Description
Is your feature request related to a problem or challenge?
The MetricValue enum currently exposes only single-value statistics: counts, gauges, timers, timestamps, and a few hard-coded variants such as SpillCount or OutputRows.
For many operational questions we really care about the shape of a metric’s distribution (e.g.
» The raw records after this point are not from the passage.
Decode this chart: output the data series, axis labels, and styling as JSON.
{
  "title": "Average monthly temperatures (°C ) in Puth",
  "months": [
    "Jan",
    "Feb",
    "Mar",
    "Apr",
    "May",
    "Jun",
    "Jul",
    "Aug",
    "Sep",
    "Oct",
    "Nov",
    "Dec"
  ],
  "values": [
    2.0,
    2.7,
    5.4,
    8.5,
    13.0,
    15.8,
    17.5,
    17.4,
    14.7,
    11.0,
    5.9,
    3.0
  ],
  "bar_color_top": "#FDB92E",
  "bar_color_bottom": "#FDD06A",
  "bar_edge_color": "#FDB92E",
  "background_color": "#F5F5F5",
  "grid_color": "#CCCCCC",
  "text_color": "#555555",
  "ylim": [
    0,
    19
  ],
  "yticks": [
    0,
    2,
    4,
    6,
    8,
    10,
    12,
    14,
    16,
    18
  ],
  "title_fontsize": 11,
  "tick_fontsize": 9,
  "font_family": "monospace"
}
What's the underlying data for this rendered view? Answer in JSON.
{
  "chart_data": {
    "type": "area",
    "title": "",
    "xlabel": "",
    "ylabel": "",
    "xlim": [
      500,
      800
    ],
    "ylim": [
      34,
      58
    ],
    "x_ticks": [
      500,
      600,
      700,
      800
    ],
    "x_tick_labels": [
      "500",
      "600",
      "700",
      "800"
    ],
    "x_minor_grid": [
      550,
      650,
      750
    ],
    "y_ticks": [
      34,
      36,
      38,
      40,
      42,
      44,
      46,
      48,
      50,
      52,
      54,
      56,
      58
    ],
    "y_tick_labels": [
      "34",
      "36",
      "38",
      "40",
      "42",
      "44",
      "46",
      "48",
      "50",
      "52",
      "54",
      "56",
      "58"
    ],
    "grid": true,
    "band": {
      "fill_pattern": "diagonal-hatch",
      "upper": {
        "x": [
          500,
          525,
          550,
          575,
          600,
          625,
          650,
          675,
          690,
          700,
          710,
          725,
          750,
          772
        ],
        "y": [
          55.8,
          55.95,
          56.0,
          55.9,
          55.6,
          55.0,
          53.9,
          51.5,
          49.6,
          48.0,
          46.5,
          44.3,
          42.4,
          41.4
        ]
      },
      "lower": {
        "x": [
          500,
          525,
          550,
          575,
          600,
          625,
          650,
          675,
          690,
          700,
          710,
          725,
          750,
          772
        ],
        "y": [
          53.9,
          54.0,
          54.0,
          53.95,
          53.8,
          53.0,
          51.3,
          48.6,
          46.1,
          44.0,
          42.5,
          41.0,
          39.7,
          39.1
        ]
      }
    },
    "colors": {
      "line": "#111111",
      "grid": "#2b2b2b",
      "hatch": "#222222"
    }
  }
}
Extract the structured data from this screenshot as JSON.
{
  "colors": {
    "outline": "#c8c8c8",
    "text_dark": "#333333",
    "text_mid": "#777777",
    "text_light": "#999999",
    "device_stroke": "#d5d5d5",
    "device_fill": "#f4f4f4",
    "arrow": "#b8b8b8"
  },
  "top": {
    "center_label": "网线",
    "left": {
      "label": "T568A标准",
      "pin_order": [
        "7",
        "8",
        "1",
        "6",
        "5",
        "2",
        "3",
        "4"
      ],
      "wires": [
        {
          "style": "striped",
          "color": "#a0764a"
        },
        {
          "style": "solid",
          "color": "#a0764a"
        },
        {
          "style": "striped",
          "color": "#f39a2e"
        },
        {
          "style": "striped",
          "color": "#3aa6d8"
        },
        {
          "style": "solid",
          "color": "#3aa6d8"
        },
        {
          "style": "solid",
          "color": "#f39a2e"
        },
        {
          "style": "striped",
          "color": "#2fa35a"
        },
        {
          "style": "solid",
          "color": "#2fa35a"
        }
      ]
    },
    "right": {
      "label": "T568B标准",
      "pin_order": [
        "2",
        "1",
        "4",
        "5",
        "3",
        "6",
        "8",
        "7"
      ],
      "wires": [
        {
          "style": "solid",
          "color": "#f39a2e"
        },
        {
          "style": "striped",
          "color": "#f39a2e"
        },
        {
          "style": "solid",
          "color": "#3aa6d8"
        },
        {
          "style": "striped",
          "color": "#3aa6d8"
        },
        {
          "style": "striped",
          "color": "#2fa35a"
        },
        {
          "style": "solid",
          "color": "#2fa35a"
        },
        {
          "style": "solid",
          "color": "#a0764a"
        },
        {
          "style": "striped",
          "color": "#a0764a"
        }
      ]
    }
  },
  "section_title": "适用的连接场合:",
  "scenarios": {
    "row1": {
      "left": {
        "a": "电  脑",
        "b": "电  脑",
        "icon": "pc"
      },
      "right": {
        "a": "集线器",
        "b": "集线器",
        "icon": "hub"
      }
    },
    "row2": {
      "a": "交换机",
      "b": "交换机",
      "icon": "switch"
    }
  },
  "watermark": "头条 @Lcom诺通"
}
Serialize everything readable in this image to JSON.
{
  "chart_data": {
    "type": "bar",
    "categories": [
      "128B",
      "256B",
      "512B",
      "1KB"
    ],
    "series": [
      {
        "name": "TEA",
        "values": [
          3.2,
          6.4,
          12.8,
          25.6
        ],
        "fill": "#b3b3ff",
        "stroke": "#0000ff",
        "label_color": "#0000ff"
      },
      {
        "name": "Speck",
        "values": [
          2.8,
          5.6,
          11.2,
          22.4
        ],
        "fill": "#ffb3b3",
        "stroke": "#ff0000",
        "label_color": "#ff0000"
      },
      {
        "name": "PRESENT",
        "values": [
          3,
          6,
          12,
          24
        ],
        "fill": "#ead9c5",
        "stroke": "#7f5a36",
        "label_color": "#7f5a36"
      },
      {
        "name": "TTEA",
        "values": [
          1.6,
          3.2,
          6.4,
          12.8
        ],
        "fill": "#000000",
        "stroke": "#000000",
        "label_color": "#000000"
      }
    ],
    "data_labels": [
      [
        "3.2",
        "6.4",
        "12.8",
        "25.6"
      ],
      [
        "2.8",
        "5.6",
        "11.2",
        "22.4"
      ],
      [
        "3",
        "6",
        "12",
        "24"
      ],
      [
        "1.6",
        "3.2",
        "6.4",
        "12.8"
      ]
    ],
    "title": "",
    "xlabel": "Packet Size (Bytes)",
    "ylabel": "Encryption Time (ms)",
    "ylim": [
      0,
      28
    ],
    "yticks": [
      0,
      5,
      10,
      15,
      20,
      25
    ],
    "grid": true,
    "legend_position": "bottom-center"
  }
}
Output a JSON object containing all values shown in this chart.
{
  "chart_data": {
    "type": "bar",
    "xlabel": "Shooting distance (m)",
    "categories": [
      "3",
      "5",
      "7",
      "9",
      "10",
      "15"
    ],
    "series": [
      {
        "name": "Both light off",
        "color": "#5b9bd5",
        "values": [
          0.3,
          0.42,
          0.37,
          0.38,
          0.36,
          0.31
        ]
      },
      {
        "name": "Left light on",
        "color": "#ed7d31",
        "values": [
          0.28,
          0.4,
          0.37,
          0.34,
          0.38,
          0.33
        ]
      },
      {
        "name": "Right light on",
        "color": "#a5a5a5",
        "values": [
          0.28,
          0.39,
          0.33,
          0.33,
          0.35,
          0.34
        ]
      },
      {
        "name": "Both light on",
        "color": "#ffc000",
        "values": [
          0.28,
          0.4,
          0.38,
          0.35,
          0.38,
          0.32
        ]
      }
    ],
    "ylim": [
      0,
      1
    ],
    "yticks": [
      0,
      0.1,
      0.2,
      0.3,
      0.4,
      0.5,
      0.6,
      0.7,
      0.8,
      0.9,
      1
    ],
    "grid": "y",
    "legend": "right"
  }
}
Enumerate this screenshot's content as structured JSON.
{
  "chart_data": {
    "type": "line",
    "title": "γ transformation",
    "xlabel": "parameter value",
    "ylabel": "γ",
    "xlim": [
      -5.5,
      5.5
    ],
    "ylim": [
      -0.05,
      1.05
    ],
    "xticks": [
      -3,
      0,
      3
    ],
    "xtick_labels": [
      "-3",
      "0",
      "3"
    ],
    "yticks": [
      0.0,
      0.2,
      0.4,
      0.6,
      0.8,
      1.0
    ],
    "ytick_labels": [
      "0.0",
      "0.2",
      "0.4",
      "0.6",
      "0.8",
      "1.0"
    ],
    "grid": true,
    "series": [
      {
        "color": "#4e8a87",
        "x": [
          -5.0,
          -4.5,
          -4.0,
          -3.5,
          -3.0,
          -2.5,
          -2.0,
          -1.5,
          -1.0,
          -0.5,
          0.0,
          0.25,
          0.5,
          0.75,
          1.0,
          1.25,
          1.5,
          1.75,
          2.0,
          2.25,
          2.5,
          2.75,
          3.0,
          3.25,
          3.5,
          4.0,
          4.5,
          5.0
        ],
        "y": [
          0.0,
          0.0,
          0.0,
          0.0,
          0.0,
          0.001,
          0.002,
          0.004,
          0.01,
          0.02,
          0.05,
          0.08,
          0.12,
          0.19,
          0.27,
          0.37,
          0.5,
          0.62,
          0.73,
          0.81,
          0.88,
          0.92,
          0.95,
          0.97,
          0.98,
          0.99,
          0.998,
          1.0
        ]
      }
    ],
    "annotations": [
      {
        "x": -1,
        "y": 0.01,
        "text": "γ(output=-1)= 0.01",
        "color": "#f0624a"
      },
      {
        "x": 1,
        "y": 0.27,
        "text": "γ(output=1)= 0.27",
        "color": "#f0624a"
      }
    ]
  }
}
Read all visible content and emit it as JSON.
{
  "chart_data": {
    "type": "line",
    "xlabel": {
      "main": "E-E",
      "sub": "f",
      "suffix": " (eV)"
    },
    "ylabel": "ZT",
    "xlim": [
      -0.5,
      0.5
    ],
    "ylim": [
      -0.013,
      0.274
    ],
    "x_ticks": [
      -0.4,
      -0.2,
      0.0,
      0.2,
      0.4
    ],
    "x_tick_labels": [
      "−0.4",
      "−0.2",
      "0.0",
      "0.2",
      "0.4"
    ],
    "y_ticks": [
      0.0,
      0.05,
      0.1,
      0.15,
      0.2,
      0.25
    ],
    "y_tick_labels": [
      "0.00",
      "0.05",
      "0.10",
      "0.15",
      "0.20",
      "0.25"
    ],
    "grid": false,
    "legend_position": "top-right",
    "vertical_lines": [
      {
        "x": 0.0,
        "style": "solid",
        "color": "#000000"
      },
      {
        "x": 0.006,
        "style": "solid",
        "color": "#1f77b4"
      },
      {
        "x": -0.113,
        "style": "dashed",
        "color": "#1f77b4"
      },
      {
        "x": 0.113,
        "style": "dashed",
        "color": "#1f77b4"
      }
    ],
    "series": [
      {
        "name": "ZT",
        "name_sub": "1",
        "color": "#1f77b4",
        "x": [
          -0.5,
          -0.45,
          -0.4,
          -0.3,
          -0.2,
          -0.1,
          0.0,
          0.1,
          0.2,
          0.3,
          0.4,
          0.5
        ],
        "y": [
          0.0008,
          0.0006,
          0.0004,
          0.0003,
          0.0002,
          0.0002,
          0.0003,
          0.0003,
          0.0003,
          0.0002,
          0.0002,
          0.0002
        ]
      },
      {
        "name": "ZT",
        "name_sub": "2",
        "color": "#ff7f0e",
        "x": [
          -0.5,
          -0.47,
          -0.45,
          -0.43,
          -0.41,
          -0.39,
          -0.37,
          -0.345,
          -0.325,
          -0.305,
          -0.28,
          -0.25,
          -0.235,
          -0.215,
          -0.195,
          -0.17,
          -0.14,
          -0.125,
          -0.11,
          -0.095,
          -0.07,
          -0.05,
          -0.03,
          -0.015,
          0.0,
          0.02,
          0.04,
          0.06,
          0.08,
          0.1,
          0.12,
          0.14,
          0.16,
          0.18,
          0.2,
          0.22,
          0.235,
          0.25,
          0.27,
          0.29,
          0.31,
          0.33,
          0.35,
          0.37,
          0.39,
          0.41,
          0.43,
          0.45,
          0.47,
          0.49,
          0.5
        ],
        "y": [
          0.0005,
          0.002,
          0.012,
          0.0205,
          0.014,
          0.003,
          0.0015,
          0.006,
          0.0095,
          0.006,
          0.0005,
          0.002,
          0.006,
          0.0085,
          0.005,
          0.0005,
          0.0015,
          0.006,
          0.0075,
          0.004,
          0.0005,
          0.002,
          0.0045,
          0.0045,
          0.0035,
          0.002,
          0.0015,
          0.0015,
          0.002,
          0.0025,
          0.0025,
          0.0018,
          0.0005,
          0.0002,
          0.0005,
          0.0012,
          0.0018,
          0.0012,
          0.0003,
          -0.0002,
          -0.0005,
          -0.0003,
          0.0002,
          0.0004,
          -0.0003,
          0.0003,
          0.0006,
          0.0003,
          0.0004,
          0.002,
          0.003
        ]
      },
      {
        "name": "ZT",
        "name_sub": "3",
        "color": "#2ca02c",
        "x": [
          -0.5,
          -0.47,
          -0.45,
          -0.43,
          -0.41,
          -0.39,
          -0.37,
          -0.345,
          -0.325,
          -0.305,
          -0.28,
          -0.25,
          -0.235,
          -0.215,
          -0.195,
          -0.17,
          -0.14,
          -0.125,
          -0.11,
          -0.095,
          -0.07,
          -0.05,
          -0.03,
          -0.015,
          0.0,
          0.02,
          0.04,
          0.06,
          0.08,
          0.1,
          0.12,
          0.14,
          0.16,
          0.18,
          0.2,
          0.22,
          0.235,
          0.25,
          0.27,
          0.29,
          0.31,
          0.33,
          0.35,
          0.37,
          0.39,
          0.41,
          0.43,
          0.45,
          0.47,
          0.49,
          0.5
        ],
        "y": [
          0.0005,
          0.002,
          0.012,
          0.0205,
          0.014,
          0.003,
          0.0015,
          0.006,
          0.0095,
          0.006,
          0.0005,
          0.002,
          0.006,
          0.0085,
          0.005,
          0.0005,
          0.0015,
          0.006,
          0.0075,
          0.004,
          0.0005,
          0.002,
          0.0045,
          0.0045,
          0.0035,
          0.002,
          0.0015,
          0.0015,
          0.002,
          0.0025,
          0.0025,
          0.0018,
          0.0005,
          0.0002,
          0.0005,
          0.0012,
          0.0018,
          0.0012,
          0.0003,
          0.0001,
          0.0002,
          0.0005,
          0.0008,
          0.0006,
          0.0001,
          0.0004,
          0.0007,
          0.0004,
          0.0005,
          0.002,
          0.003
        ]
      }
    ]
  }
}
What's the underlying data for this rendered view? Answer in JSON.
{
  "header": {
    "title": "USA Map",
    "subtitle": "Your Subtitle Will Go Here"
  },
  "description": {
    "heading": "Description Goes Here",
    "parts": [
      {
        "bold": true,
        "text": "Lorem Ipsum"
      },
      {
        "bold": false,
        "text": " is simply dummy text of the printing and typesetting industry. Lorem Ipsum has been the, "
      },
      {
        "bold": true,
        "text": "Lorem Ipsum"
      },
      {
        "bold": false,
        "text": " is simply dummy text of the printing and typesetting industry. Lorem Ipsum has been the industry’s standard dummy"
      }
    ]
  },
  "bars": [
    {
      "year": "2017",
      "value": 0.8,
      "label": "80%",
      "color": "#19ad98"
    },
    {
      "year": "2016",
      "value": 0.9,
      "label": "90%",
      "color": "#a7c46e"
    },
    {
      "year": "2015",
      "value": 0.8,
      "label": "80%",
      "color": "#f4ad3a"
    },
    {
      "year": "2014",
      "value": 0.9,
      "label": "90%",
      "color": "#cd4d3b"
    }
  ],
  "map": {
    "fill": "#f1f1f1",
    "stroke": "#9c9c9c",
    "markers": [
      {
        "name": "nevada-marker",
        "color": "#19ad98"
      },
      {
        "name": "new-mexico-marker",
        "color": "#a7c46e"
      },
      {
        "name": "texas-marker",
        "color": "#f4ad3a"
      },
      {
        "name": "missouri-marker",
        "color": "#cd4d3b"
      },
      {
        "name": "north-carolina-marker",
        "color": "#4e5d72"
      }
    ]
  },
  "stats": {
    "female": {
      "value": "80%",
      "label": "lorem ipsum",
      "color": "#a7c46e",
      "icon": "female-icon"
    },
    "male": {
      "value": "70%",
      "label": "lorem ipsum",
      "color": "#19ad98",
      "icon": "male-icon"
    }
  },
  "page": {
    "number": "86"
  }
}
What is the p99 elapsed-compute time?, How skewed is memory usage across partitions?).
This is especially true when the ExecutionPlan is dispatched to multiple nodes / workers in a distributed system as part of multiple requests..
Because there is no “distribution” metric type right now we can only track very simple metrics such as (avg / min / max).
This makes it hard to pin-point outliers in terms of latencies or memory usage.
Describe the solution you'd like
Adding a new Distribution
type to the list of MetricValues.
That would look like:
Distribution {
/// The provided name of this metric
name: Cow<'static, str>,
/// A custom implementation of the metric value.
value: Arc<Mutex<TDigest>,
},
Describe alternatives you've considered
An alternative would be to expose something more generic to allow everyone to define their own ways of accumulating metrics throughout the plan execution:
Custom {
/// The provided name of this metric
name: Cow<'static, str>,
/// A custom implementation of the metric value.
value: Arc<dyn CustomMetricValue>,
},
}
trait CustomMetricValue: Debug + Send + Sync {
fn new_empty(self: Arc<Self>) -> Arc<dyn CustomMetricValue>;
fn aggregate(
self: Arc<Self>,
other: &dyn CustomMetricValue,
) -> Arc<dyn CustomMetricValue>;
}
This would allow to have more complex aggregations of metrics. For instance in the context of an execution plan issuing multiple requests, we could track the 5 slowest requests with their metadata.
Additional context
Happy to draft a PR if you think this would fit the Metric model and would be a nice addition.